Case of the Week:
Quick Summary
Two of the four clients’ SQL Server Failover Cluster Instances (FCIs) did not fail over to the secondary node.
Context
This is a SQL Server 2019 with four load-balanced FCI’s running on two physical servers with 64 CPUs, 4TB of memory, and a Pure Storage array on the backend. Before this failover, when the failovers did work, I created a new FCI and was working with the System Administrator to set permissions correctly at the OU level so the cluster could create the computer object in Active Directory.
He asked me about two computer objects that were moved to a container where computer objects would eventually be deleted.

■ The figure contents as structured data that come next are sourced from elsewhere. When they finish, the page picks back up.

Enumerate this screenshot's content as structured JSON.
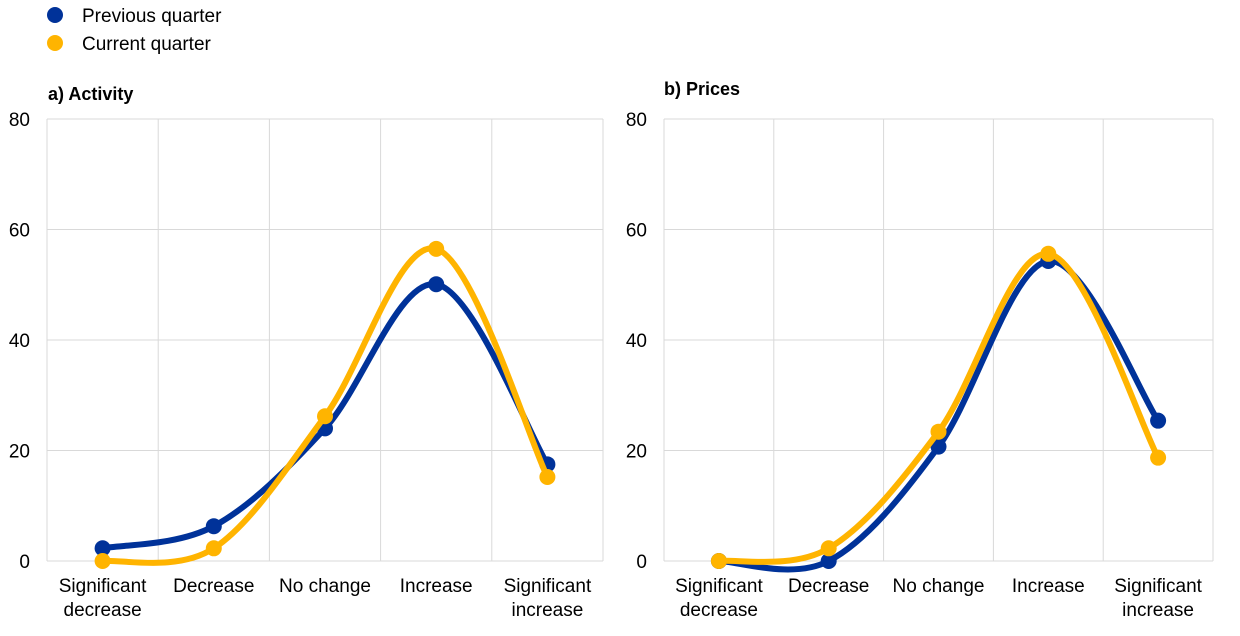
{
  "legend": [
    {
      "name": "Previous quarter",
      "color": "#003299"
    },
    {
      "name": "Current quarter",
      "color": "#FFB400"
    }
  ],
  "chart_data": [
    {
      "type": "line",
      "title": "a) Activity",
      "categories": [
        "Significant decrease",
        "Decrease",
        "No change",
        "Increase",
        "Significant increase"
      ],
      "ylim": [
        0,
        80
      ],
      "yticks": [
        0,
        20,
        40,
        60,
        80
      ],
      "grid": true,
      "series": [
        {
          "name": "Previous quarter",
          "values": [
            2.3,
            6.3,
            24.0,
            50.1,
            17.5
          ]
        },
        {
          "name": "Current quarter",
          "values": [
            0,
            2.3,
            26.2,
            56.5,
            15.2
          ]
        }
      ]
    },
    {
      "type": "line",
      "title": "b) Prices",
      "categories": [
        "Significant decrease",
        "Decrease",
        "No change",
        "Increase",
        "Significant increase"
      ],
      "ylim": [
        0,
        80
      ],
      "yticks": [
        0,
        20,
        40,
        60,
        80
      ],
      "grid": true,
      "series": [
        {
          "name": "Previous quarter",
          "values": [
            0,
            0,
            20.7,
            54.3,
            25.4
          ]
        },
        {
          "name": "Current quarter",
          "values": [
            0,
            2.3,
            23.4,
            55.6,
            18.7
          ]
        }
      ]
    }
  ]
}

He has a PowerShell script that moves computer objects that do not exist on the network. The two computer objects are used with two of the FCIs so I told him not to delete them and move them to the correct OU. We did that and I was able to create the new FCI with no issue. He did modify his script after our conversation.
The Problem
A couple of weeks have gone by with no interruption, and I need to do SQL patching. Those two FCIs, where the computer objects were moved, now fail when I try to do a failover. Nothing in the logs to give me any hint as to why. I ended up stopping the SQL Service for those failed FCIs on the active node so I could do patching. Once that was done, I turned them back on. I did not have a large maintenance window to troubleshoot this further. I had to patch all SQL Servers.
The Investigation
I compared the registry settings on both nodes for the failed failover FCIs and for those that had no issues. I checked all the logs like I blogged about in the blog post asking if SQL Server DBAs should understand Windows Server Failover Clustering, and nothing gave me a hint as to why it failed. I checked Failover Cluster Manager, and nothing seemed off there. I asked the System Administrator to do a screen share so I could look at the computer objects and permissions for those two computer objects that we moved, and everything looked good.
The Fix
During the next patching cycle, I tried the failover again and same failure. For the smaller of the two FCIs, I removed the secondary from the FCI, rebooted, and added it back, then patched the server. I tested the failover for that one FCI, and IT FAILED OVER, and I failed back and forth just to be sure! I did the same thing for the other FCI, and yes, I patched it again so that the newly installed secondary instance had the correct patch level. I failed over everything and patched the other node, then load-balanced the instances afterwards.
Lesson/Takeaway
Sometimes you have to think outside the box when nothing else makes sense. It was a shot in the dark, but it worked. Now I don’t have to worry about those two instances if something happens to the only node, it would run on. Understanding clustering and where to look for issues and what to rule out, helped me have the confidence that we were good here as well.